“God has been pleased to ordain them to wrath, that his justice may be satisfied and glorified.”
“David, who made thee such a God as this? Where did thee learn about him? How can thee love him?”
“It is in the Confession of Faith. And, oh, John Priestly, I do love him! Yes, I love him, though he has hid his face from me and, I fear, cast me off forever.”
“Dear heart,” said John, “thee is wronging thy best Friend.”
“If I could think so! Oh, if I could think so!”
“Well, then, as we are inquiring after God, and nothing less, is it not fair to take him at his own word?”
David looked inquiringly at John, but made no answer.

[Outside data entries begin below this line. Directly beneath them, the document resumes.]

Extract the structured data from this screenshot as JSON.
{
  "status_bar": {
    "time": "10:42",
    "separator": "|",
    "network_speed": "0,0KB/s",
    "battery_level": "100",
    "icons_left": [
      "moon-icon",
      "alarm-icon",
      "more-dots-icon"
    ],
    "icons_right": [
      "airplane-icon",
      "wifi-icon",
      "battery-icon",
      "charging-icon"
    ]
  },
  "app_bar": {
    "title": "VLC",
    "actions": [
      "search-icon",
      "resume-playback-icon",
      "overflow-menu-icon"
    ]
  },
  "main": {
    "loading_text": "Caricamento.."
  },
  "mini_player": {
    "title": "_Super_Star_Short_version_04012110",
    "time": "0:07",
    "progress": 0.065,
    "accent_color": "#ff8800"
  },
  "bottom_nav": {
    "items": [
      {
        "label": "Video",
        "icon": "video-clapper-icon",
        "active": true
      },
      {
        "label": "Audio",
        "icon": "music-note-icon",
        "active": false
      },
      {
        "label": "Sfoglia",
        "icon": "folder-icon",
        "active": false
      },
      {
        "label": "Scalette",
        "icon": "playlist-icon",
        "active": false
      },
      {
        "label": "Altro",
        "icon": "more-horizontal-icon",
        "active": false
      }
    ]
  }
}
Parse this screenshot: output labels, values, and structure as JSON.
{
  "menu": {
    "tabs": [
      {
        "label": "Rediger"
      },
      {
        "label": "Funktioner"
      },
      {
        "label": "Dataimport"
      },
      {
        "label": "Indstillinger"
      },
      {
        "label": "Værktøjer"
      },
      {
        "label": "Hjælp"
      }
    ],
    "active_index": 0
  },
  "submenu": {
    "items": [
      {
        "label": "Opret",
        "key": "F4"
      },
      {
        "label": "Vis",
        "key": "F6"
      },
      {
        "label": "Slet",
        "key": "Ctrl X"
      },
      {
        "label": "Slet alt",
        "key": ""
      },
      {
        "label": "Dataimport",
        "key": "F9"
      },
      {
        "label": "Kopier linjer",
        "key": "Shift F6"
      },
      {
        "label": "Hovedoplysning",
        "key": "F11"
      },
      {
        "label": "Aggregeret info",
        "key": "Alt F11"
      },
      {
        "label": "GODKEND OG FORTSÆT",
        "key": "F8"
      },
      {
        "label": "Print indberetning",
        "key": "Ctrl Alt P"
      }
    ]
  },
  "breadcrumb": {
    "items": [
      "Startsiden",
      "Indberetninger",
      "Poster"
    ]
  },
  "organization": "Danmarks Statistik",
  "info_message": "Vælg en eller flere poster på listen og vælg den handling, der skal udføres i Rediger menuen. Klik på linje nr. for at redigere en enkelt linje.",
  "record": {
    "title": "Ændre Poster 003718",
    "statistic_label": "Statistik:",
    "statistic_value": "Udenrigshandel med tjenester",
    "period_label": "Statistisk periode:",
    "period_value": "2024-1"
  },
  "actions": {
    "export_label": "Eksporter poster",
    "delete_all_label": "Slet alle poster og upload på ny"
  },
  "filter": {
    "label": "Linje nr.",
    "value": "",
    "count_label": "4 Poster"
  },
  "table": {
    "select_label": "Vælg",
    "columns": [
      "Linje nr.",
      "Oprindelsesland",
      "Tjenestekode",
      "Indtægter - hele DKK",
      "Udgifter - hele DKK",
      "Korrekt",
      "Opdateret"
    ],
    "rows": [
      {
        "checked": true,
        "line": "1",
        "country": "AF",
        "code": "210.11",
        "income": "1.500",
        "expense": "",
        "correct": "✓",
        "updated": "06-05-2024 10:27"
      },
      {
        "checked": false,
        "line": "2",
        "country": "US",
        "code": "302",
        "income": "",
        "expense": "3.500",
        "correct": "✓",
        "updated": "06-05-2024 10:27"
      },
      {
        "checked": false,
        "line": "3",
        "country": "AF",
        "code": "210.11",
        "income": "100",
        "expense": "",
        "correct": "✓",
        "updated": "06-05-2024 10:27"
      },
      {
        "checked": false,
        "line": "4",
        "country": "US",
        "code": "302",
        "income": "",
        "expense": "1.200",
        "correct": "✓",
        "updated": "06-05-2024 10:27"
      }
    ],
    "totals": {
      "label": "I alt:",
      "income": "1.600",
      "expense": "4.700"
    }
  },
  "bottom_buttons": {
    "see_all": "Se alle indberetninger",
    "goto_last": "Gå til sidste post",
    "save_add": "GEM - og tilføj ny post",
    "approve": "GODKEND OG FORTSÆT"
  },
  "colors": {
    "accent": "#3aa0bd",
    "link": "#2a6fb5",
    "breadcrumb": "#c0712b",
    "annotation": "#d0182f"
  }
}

“I mean, will it not be more just to believe what God says of himself than to believe what men,–priests,–long ago dead, have said about him?”
“I think that.”
Then, one after another, the golden verses, full of God’s love, dropped from John’s lips in a gracious shower. And David was amazed, and withal a little troubled. John was breaking up all his foundations for time and for eternity. He was using the Scriptures to grind to powder the whole visible church as David understood it. It was a kind of spiritual shipwreck. His slow nature took fire gradually, and then burned fiercely. Weak as he was, he could not sit still. John Priestly was either a voice in the wilderness crying “Peace!” and “Blessing!” to him, or he was the voice of a false prophet crying “Peace!” where there was no peace. He looked into the face of this new preacher, frank and glowing as it was, with inquiry not unmixed with suspicion.